Но не только своей манерой письма Карло Гинзбург выделяется на фоне других историков. Все книги Графтона, по сути, являются лишь одним большим сочинением, которое должно доказать, что гуманизм эпохи Возрождения вовсе не являлся историческим тупиком – какую бы мешанину текстологических, хронологических и астрологических спекуляций, заблуждений и измышлений он собою ни представлял – а, напротив, такой гуманизм был тоже одним из этапов на пути к современным общественным наукам и, более того, был их непременным условием. Работы Гинзбурга подобным внешним единством не обладают. Их общие скрепы прослеживаются только на уровне рефлексии – отсюда и очевидное преобладание чистой теории, прослеживаемой в его работах. Вопросы эпистемологии (гносеологии), научного метода не являются для него элементами входа в тему или глубокомысленного выхода из нее. Они указывают лишь путь. Подзаголовок сборника «Нити и следы» звучит как «Истинное фальшивое фиктивное», и это не случайно, поскольку эти три эпитета  свидетельствуют о последних интересах ученого. Из статьи в статью Гинзбург поднимает вопрос исторической правды, но рассматриваемой под разными углами: достоверность и вымысел, документ и подделка, миф и быль, свидетельство и доказательство, суждение суда и суждение о суде. Все эти противопоставления, по мнению автора, суть различные формы проявления современного скептицизма, нацеленного прежде всего на размытие границ между фактом и домыслом, исторической правдой и вольной интерпретацией. Другой важной темой для Гинзбурга является вопрос аномалий, точнее, вопрос о роли аномалий в контексте исторического исследования. Но это уже напрямую относится к авторскому методу микроистории, который в данном сборнике, кстати, применяется более системно, чем в тех работах, где он был впервые заявлен. Наконец, в новой книге Гинзбурга, пожалуй, впервые затрагиваются вопросы современной политики. Тут же, разумеется, и вечный еврейский вопрос, рассматриваемый наиболее широко – начиная со времен пророка Исайи и вплоть до эпохи Кароля Войтылы, больше известного как папа Иоанн-Павел II.

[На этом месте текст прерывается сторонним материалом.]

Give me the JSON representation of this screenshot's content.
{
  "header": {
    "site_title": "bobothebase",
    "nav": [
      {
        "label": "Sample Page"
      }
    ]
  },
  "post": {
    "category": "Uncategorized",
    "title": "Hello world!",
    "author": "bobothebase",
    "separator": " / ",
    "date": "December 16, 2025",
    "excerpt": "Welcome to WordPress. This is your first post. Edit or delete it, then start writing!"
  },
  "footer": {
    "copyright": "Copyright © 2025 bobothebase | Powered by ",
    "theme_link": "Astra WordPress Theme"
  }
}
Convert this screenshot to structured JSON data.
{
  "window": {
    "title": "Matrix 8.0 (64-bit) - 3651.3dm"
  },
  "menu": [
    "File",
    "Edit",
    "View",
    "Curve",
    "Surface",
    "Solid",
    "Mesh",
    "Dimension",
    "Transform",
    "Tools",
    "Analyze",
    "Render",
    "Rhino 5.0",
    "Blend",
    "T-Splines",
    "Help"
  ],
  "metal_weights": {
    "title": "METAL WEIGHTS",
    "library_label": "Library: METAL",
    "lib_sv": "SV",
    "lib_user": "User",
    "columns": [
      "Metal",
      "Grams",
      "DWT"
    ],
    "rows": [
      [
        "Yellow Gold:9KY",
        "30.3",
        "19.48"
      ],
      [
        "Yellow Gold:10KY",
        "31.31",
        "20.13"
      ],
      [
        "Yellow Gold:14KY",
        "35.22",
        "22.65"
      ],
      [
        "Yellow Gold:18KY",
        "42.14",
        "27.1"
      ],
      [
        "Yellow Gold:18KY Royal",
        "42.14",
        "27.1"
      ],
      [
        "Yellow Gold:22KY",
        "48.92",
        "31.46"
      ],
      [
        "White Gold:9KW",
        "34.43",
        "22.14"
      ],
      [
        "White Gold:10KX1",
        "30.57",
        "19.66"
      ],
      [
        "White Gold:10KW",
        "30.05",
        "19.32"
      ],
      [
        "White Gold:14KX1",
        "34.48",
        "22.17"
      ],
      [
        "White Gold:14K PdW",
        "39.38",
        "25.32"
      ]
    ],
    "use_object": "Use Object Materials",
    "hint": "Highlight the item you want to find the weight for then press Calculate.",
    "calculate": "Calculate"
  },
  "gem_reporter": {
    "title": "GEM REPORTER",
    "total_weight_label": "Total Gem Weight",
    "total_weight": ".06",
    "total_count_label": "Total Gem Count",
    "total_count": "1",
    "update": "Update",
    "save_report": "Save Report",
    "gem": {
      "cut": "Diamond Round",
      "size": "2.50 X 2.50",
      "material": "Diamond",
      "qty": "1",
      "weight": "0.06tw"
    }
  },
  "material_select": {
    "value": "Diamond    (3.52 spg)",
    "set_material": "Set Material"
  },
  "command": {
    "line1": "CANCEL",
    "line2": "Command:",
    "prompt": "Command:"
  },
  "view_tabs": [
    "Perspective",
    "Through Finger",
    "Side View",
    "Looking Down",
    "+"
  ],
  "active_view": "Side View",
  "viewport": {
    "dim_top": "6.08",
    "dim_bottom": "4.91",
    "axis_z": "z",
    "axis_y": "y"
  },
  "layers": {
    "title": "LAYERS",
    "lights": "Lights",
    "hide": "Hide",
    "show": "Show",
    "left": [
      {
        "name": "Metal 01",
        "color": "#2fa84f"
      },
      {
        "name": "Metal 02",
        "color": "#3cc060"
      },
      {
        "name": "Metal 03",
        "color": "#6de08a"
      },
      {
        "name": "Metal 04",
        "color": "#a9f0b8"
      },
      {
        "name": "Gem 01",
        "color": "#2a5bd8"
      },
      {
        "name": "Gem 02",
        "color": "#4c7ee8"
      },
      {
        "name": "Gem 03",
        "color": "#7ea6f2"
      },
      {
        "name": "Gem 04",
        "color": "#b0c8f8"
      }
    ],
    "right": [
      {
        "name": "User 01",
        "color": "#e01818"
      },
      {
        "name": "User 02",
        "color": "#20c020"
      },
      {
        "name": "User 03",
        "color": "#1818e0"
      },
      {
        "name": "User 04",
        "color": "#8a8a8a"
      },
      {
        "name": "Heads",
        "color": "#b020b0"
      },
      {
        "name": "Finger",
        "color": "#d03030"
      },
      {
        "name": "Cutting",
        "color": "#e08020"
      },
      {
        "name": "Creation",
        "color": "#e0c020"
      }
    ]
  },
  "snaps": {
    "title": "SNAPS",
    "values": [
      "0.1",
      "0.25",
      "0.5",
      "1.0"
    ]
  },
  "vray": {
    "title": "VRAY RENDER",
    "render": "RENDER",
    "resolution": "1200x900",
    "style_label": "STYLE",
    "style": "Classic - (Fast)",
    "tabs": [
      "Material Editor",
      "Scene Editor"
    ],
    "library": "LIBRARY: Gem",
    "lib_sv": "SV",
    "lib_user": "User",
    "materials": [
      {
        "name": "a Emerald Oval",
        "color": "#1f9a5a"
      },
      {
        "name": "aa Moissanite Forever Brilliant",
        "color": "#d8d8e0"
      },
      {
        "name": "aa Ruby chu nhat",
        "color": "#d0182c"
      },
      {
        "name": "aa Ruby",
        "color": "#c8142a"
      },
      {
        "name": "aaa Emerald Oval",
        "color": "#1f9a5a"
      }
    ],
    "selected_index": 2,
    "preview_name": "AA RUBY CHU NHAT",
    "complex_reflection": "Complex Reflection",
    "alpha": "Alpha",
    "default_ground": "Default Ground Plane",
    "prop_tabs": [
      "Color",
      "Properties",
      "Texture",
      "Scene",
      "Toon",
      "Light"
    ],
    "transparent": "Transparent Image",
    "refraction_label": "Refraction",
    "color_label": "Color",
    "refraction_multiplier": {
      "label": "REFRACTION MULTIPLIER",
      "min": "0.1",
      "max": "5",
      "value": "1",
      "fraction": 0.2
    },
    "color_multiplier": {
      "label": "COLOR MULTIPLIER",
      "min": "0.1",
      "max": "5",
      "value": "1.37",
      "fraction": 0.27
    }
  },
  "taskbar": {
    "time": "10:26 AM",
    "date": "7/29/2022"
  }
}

Каждая из нитей, вплетенных в общую канву размышлений Гинзбурга, заставляет читателя задуматься. И первый вопрос: зачем признанному историку так глубоко вдаваться в проблемы эпистемологии, когда он сам ранее заявлял о своей нелюбви к построению всевозможных систем и теорий познания? Возможный ответ таков: чтобы не позволить скептицизму коснуться темы истребления евреев. Какая-то логика в этом есть. Гинзбург не скрывает, что когда-то потратил немало времени на изучение связей между феноменом колдовства и фактом преследования евреев. И с тех пор к этой теме возвращался не раз. Правда, сомневаться в геноциде евреев – в отличие, скажем, от геноцида армян – современному европейцу-интеллектуалу не придет даже в голову. А вот интерес к проблемам теории познания может быть обусловлен всё более широким распространением идей структурализма и пост-структурализма – как источников позднейшего релятивизма в философии. Гинзбург никогда не скрывал своего негативного отношения к наследию Дерриды. Но он также никогда не обращался и к идеям Леви-Стросса, фактически отвергая философские доктрины обоих этих ученых. Наконец – и это действительно показательный факт –  практически нет свидетельств, что эпистемологические системы такого рода мыслителей, или даже гораздо менее выраженные проявления современного скептицизма, имеют какое-либо заметное влияние на историков, хотя бы в той степени, в какой такого рода влияние оказывают новейшие теории  антропологов или литературоведов. В большинстве своем историки к философии равнодушны. Отсюда вызывает некоторое удивление та сила страсти, с которой Гинзбург обрушивается на предмет, столь, казалось бы, малозначительный в рамках его исследований.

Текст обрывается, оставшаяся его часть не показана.